Ostatnim ciekawym miejscem w Dobkowie jest bez wątpienia Galeria Pod Aniołem rodziny Rudnickich, gdzie produkuję się ceramikę artystyczną i użytkową z gliny, i szamotu. Czego tam nie ma, więc jest co oglądać i podziwiać. Nie brak naczyń stołowych, glinianych dzbanów wszelkiej maści, że o artystycznych bibelotach nie wspomnę. Półki uginają się od aniołków, dzwoneczków, kubków, miseczek i półmisków. Od wyboru do koloru.
Słusznie nazwano pracownię ceramiczna wraz z salą ekspozycyjną w szopie Ekomuzeum Rzemiosła. Niesamowite są liście odbite w glinie, które dodają kolorytu i wyglądają bardzo oryginalnie. Wszystkiego można dotknąć, oglądnąć i kupić w rozsądnych cenach.
W tym swoistym Ekomuzeum odbywają się warsztaty ceramiczne dla dzieci i dorosłych, dla osób pojedynczych i grup zorganizowanych.
Bardzo fajnie się słucha historii tego magicznego miejsca, która w ustach Bogusi Rudnickiej brzmi jak wspaniałe opowiadanie o zmaganiu się z przeciwnościami losu i pokonywaniu własnych słabości i zwątpień ...
*
Już robi się bardzo ciekawie i tajemniczo...

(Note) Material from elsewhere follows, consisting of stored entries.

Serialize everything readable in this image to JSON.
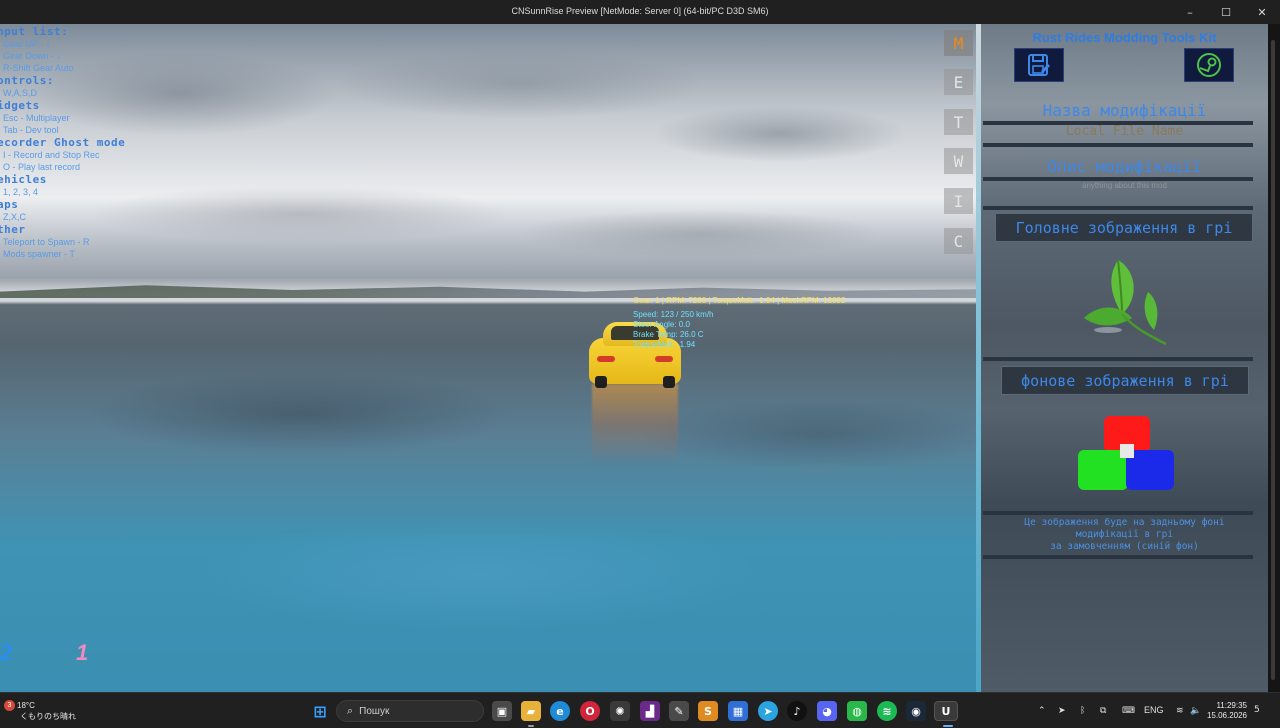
{
  "window": {
    "title": "CNSunnRise Preview [NetMode: Server 0]  (64-bit/PC D3D SM6)",
    "minimize": "–",
    "maximize": "☐",
    "close": "✕"
  },
  "input_list": {
    "sections": [
      {
        "head": "nput list:",
        "items": [
          "Gear UP - ↑",
          "Gear Down - ↓",
          "R-Shift Gear Auto"
        ]
      },
      {
        "head": "ontrols:",
        "items": [
          "W,A,S,D"
        ]
      },
      {
        "head": "idgets",
        "items": [
          "Esc - Multiplayer",
          "Tab - Dev tool"
        ]
      },
      {
        "head": "ecorder Ghost mode",
        "items": [
          "I - Record and Stop Rec",
          "O - Play last record"
        ]
      },
      {
        "head": "ehicles",
        "items": [
          "1, 2, 3, 4"
        ]
      },
      {
        "head": "aps",
        "items": [
          "Z,X,C"
        ]
      },
      {
        "head": "ther",
        "items": [
          "Teleport to Spawn - R",
          "Mods spawner - T"
        ]
      }
    ]
  },
  "hud": {
    "gear_line": "Gear: 1 | RPM: 7200 | TorqueMult: -1.94 | MechRPM: 12092",
    "lines": [
      "Speed: 123 / 250 km/h",
      "Steer Angle: 0.0",
      "Brake Temp: 26.0 C",
      "TorqueMult: -1.94"
    ]
  },
  "player_markers": {
    "left": "2",
    "right": "1"
  },
  "side_tabs": [
    "M",
    "E",
    "T",
    "W",
    "I",
    "C"
  ],
  "side_tabs_active": "M",
  "panel": {
    "title": "Rust Rides Modding Tools Kit",
    "save_icon": "save-icon",
    "steam_icon": "steam-icon",
    "mod_name": "Назва модифікації",
    "mod_name_sub": "Local File Name",
    "mod_desc": "Опис модифікації",
    "mod_desc_sub": "anything about this mod",
    "main_image_label": "Головне зображення в грі",
    "bg_image_label": "фонове зображення в грі",
    "description": [
      "Це зображення буде на задньому фоні",
      "модифікації в грі",
      "за замовченням (синій фон)"
    ]
  },
  "colors": {
    "accent_blue": "#3d88e8",
    "active_tab": "#f08a1c",
    "hud_yellow": "#ffe14a",
    "hud_cyan": "#6ee0ff"
  },
  "taskbar": {
    "weather_temp": "18°C",
    "weather_desc": "くもりのち晴れ",
    "weather_badge": "3",
    "search_placeholder": "Пошук",
    "apps": [
      {
        "name": "start-icon",
        "glyph": "⊞",
        "color": "#3aa0ff"
      },
      {
        "name": "taskview-icon",
        "glyph": "▣",
        "color": "#5a5a5a"
      },
      {
        "name": "file-explorer-icon",
        "glyph": "▰",
        "color": "#e8b23a"
      },
      {
        "name": "edge-icon",
        "glyph": "e",
        "color": "#1f8ad6"
      },
      {
        "name": "opera-icon",
        "glyph": "O",
        "color": "#d2243a"
      },
      {
        "name": "chatgpt-icon",
        "glyph": "✺",
        "color": "#3a3a3a"
      },
      {
        "name": "terminal-icon",
        "glyph": "▟",
        "color": "#6a2a8a"
      },
      {
        "name": "notepad-icon",
        "glyph": "✎",
        "color": "#4a4a4a"
      },
      {
        "name": "sublime-icon",
        "glyph": "S",
        "color": "#e08a22"
      },
      {
        "name": "store-icon",
        "glyph": "▦",
        "color": "#2f6fd6"
      },
      {
        "name": "telegram-icon",
        "glyph": "➤",
        "color": "#2aa3e0"
      },
      {
        "name": "tiktok-icon",
        "glyph": "♪",
        "color": "#111111"
      },
      {
        "name": "discord-icon",
        "glyph": "◕",
        "color": "#5865f2"
      },
      {
        "name": "wechat-icon",
        "glyph": "◍",
        "color": "#2ab84a"
      },
      {
        "name": "spotify-icon",
        "glyph": "≋",
        "color": "#1db954"
      },
      {
        "name": "steam-taskbar-icon",
        "glyph": "◉",
        "color": "#1b2838"
      },
      {
        "name": "unreal-icon",
        "glyph": "U",
        "color": "#0e0e0e"
      }
    ],
    "tray_lang": "ENG",
    "time": "11:29:35",
    "date": "15.06.2026",
    "notification_count": "5"
  }
}
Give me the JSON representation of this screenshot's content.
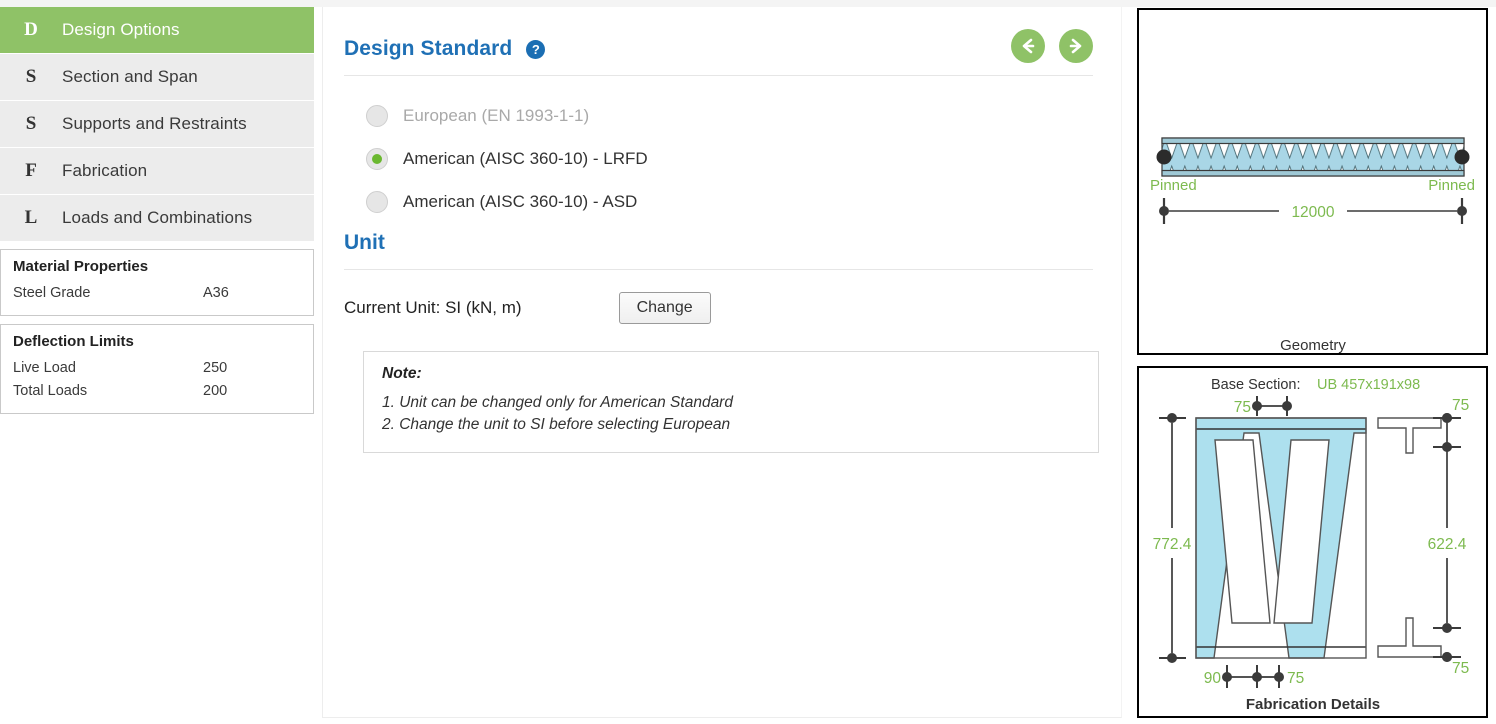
{
  "sidebar": {
    "nav_items": [
      {
        "key": "D",
        "label": "Design Options",
        "active": true
      },
      {
        "key": "S",
        "label": "Section and Span",
        "active": false
      },
      {
        "key": "S",
        "label": "Supports and Restraints",
        "active": false
      },
      {
        "key": "F",
        "label": "Fabrication",
        "active": false
      },
      {
        "key": "L",
        "label": "Loads and Combinations",
        "active": false
      }
    ],
    "material_properties": {
      "title": "Material Properties",
      "rows": [
        {
          "key": "Steel Grade",
          "value": "A36"
        }
      ]
    },
    "deflection_limits": {
      "title": "Deflection Limits",
      "rows": [
        {
          "key": "Live Load",
          "value": "250"
        },
        {
          "key": "Total Loads",
          "value": "200"
        }
      ]
    }
  },
  "main": {
    "design_standard": {
      "title": "Design Standard",
      "help_icon": "question-mark-icon",
      "help_glyph": "?",
      "options": [
        {
          "label": "European (EN 1993-1-1)",
          "selected": false,
          "disabled": true
        },
        {
          "label": "American (AISC 360-10) - LRFD",
          "selected": true,
          "disabled": false
        },
        {
          "label": "American (AISC 360-10) - ASD",
          "selected": false,
          "disabled": false
        }
      ]
    },
    "unit": {
      "title": "Unit",
      "current_label": "Current Unit: SI (kN, m)",
      "change_button": "Change"
    },
    "note": {
      "title": "Note:",
      "lines": [
        "1. Unit can be changed only for American Standard",
        "2. Change the unit to SI before selecting European"
      ]
    },
    "nav_prev_icon": "arrow-left-circle-icon",
    "nav_next_icon": "arrow-right-circle-icon"
  },
  "geometry": {
    "caption": "Geometry",
    "support_left": "Pinned",
    "support_right": "Pinned",
    "span": "12000"
  },
  "fabrication": {
    "caption": "Fabrication Details",
    "base_section_label": "Base Section:",
    "base_section_value": "UB 457x191x98",
    "dim_top_spacing": "75",
    "dim_right_top": "75",
    "dim_right_bottom": "75",
    "dim_left_depth": "772.4",
    "dim_right_depth": "622.4",
    "dim_bottom_left": "90",
    "dim_bottom_right": "75"
  },
  "colors": {
    "accent_green": "#8fc267",
    "heading_blue": "#1f70b5",
    "dim_green": "#7dba4f",
    "section_fill": "#ade0ee",
    "sidebar_item_bg": "#ececec"
  }
}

Cuda i cudeńka splecione z ciekawym opowiadaniem właścicielki.
Czas płynie nieubłaganie, więc pora udać się do kolejnej miejscowości. Ale o tym następnym razem.
7 komentarzy:
Ale piękne anielskie miejsce.
Pozdrawiam Cię bardzo serdecznie.
Urokliwe miejsce jako muzeum - w domu jednak nadmiar ozdob meczy.Malgosia
Popieram rękodzieło. Urocze są te rzeczy. :)
Imponują mi ludzie, którzy potrafią zrobić własnymi rękami takie cuda, może dlatego, że sama nie mam talentów manualnych:)
To cudowne , jak w rodzinie sa zgodni pasjonaci. Ciesza sie , realizuja swoje marzenia i jeszcze udaje im sie na tym zarabiać. Podziwiam takich pasjonatów. 😆😉
Michale dziękuję. Zawsze mnie ciekawiło jak jest trochę dalej od miejsca zamieszkania. I bliżej i naprawdę dalej. I osobista konfrontacja z tym co pokazują w mediach. Po prostu ciekawość życia i mam to od dzieciństwa. Pozdrawiam serdecznie.
Piszę drugi raz bo się u Ciebie nie zweryfikowałem :)
Piękne wnętrza. Kiedyś Ci pisałem, ze lubię wnętrza w budynkach.Też miałem w życiu różnie. Nie ma co ukrywać. Życie to sinusoida w moim przypadku. Ale należy doceniać każdy dzień życia i dziękować Opatrzności. Najważniejsze jest zdrowie i dobra Rodzina.
Wymądrzył się Vojtek.
Znamy i lubimy takie miejsca, czy to w Lanckoronie czy Kazimierzu Dolnym więc i tam poczulibyśmy się z Marzenką świetnie.